Wherein R ¹ and R ² are each independently a substituted or unsubstituted monovalent aliphatic hydrocarbon group, a substituted or unsubstituted monovalent aromatic hydrocarbon group, or a substituted or unsubstituted Represents a monovalent aromatic heterocyclic group.) R ¹ and R ² are each independently a substituted or unsubstituted monovalent aromatic hydrocarbon group having 6 to 18 carbon atoms, or a substituted or unsubstituted monovalent aromatic complex having 3 to 18 carbon atoms. The organic electroluminescent device material according to claim 1, wherein the material is a cyclic group. R ¹ and R ² are each independently a substituted or unsubstituted monovalent aromatic hydrocarbon group having 6 to 18 carbon atoms, or a substituted or unsubstituted monovalent aromatic complex having 6 to 18 carbon atoms. 3. The material for an organic electroluminescence element according to claim 1, which is a cyclic group. 4. R ¹ and R ² are each independently an unsubstituted monovalent aromatic hydrocarbon group or an unsubstituted monovalent aromatic heterocyclic group.
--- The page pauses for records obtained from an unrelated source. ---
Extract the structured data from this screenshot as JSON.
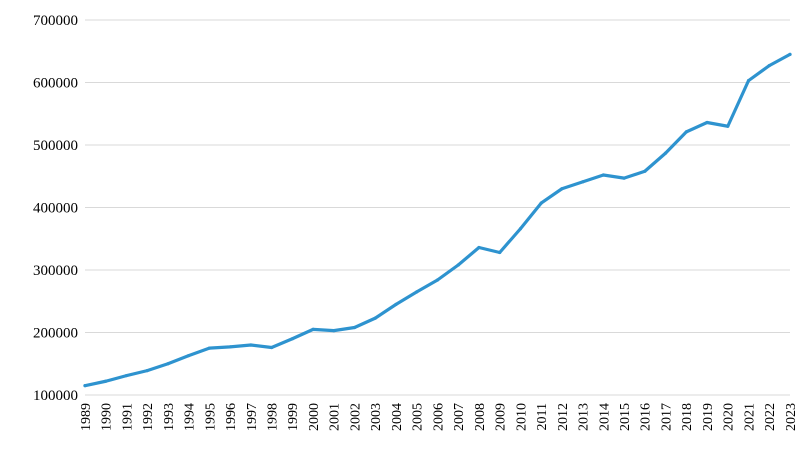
{
  "chart_data": {
    "type": "line",
    "title": "",
    "xlabel": "",
    "ylabel": "",
    "ylim": [
      100000,
      700000
    ],
    "yticks": [
      100000,
      200000,
      300000,
      400000,
      500000,
      600000,
      700000
    ],
    "grid": true,
    "legend": "none",
    "color": "#2e93cf",
    "x": [
      "1989",
      "1990",
      "1991",
      "1992",
      "1993",
      "1994",
      "1995",
      "1996",
      "1997",
      "1998",
      "1999",
      "2000",
      "2001",
      "2002",
      "2003",
      "2004",
      "2005",
      "2006",
      "2007",
      "2008",
      "2009",
      "2010",
      "2011",
      "2012",
      "2013",
      "2014",
      "2015",
      "2016",
      "2017",
      "2018",
      "2019",
      "2020",
      "2021",
      "2022",
      "2023"
    ],
    "series": [
      {
        "values": [
          115000,
          122000,
          131000,
          139000,
          150000,
          163000,
          175000,
          177000,
          180000,
          176000,
          190000,
          205000,
          203000,
          208000,
          223000,
          245000,
          265000,
          284000,
          308000,
          336000,
          328000,
          366000,
          407000,
          430000,
          441000,
          452000,
          447000,
          458000,
          487000,
          521000,
          536000,
          530000,
          603000,
          627000,
          645000
        ]
      }
    ]
  }
}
The material for organic electroluminescent elements as described.   In the organic electroluminescent element formed by forming a plurality of organic layers including a light emitting layer between a pair of electrodes, at least one of the organic layers includes the material for an organic electroluminescent element according to any one of claims 1 to 4. An organic electroluminescence device comprising:   In the organic electroluminescent element formed by forming a light emitting layer or a plurality of organic layers including a light emitting layer between a pair of electrodes, the light emitting layer contains the material for an organic electroluminescent element according to any one of claims 1 to 4. An organic electroluminescence device. A compound represented by the following general formula [1].
General formula [1]

Wherein R ¹ and R ² are each independently a substituted or unsubstituted monovalent aliphatic hydrocarbon group, a substituted or unsubstituted monovalent aromatic hydrocarbon group, or a substituted or unsubstituted Represents a monovalent aromatic heterocyclic group.)